De mars à octobre 2017, des chercheurs de l’Eawag (Institut fédéral des sciences et technologies de l’eau) et du Centre Ecotox ont prélevé des échantillons en continu dans cinq petits cours d’eau [1] dont les bassins étaient occupés par différentes formes d’agriculture et en ont mesuré les teneurs en produits phytosanitaires. Ces cinq cours d’eau sont jugés représentatifs de nombreux ruisseaux suisses.
Des dépassements des critères de qualité environnementale ont été observés dans les cinq ruisseaux : au total, 145 substances actives ont été détectées à raison de 71 à 89 par site. Un risque d’effets chroniques a été identifié pour les organismes aquatiques pendant une durée allant, suivant les sites, de trois mois et demi à six mois et demi. Mais pendant une période moins longue (14 à 74 jours), le risque était si élevé que des effets aigus sur les communautés biotiques n’ont pu être exclus. Cette situation s’explique non seulement par la présence de certains polluants particulièrement problématiques mais aussi par le mélange (effet cocktail) d’herbicides, de fongicides, d’insecticides et d’autres produits.
Pour les chercheurs, il ne fait aucun doute que l’actuel seuil unique de 0,1 µg/l pour les pesticides organiques stipulé par l’Ordonnance fédérale sur la protection des eaux manque de pertinence : cette limite a été dépassée une ou plusieurs fois pour 66 substances, dont les deux herbicides glyphosate et mécoprop. Or, dans ces deux cas, le seuil unique ne reflète pas correctement le risque pour les organismes aquatiques car il ne tient pas compte des aspects écotoxicologiques.

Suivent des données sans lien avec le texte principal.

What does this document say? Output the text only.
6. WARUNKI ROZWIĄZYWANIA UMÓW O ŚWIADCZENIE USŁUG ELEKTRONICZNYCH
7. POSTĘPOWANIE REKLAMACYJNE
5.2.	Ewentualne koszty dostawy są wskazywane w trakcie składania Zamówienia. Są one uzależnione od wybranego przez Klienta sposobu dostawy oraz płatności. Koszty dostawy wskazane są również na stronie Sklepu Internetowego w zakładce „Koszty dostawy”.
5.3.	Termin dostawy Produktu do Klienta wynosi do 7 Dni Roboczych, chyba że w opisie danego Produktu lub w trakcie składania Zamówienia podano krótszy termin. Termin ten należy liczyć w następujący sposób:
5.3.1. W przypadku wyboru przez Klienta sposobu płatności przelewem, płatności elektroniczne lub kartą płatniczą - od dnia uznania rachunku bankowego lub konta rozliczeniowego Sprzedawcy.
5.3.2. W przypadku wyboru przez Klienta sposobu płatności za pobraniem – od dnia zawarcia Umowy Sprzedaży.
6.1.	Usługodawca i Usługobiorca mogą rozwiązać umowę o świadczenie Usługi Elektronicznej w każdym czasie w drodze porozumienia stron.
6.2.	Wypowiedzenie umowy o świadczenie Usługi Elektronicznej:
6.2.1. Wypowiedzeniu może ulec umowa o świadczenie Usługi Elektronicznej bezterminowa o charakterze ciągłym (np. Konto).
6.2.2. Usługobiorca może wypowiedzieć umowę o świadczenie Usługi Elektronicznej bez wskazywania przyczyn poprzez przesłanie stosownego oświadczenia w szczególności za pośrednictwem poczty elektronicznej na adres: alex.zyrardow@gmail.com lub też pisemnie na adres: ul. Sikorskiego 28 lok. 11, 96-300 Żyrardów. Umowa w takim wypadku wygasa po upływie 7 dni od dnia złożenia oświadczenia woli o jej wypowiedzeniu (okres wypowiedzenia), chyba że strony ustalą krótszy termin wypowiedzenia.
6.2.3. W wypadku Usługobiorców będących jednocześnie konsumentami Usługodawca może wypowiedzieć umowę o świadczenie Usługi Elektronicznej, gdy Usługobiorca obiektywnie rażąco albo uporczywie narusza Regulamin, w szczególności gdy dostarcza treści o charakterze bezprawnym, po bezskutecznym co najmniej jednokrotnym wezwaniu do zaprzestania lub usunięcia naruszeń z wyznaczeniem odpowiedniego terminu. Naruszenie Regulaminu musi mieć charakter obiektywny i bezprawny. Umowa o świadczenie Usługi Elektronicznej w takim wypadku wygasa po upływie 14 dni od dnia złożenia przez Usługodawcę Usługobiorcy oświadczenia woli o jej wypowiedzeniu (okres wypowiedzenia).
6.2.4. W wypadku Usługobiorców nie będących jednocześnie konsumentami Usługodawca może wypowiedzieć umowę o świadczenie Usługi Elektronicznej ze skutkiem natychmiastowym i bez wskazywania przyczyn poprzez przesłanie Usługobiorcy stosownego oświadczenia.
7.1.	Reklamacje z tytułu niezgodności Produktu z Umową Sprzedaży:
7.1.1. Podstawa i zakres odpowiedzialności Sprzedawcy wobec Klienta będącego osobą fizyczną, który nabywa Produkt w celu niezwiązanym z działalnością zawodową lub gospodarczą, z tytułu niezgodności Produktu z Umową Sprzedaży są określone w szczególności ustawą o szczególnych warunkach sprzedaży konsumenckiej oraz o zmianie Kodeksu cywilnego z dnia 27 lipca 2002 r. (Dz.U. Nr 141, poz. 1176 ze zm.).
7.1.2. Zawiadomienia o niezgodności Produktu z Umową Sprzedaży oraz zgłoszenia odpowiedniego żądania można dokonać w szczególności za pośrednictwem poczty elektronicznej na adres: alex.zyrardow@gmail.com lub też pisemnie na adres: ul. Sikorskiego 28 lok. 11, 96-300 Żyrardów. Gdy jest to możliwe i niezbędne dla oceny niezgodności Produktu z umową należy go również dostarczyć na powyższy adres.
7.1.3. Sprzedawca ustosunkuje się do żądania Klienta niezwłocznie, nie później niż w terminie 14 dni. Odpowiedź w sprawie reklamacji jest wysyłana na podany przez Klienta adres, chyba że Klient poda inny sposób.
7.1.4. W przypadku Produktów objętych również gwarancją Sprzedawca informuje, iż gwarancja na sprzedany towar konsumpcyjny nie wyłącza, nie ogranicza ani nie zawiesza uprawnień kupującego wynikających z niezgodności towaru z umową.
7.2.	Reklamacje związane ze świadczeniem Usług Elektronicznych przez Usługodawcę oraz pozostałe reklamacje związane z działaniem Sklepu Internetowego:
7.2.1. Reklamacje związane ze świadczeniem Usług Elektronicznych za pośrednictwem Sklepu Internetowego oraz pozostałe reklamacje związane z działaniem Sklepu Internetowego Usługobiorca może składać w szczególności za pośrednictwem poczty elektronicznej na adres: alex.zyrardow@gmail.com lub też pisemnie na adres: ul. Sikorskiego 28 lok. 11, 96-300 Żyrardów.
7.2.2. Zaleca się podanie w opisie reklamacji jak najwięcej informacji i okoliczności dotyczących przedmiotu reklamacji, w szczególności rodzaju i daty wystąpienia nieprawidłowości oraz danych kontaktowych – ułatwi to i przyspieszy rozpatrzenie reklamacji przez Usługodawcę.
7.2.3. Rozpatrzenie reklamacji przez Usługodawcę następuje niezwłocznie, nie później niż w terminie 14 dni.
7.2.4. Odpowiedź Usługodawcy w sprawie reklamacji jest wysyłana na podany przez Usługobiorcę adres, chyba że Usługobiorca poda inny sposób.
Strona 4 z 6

Selon leurs auteurs, ces études mettent en tout cas deux choses en évidence : d’une part, la surveillance de la qualité de l’eau doit porter sur un large éventail de polluants (75 % des risques actuels dépendraient d’une bonne cinquantaine de produits) ; d’autre part, il est urgent de prendre toute une série de mesures pour réduire la pollution, à commencer par le remplacement des substances particulièrement critiques et la réduction des dosages. Il y va de la bonne santé de quelque 13’000 km de ruisseaux. (Source : Eawag / Centre Ecotox / Aqua & Gas)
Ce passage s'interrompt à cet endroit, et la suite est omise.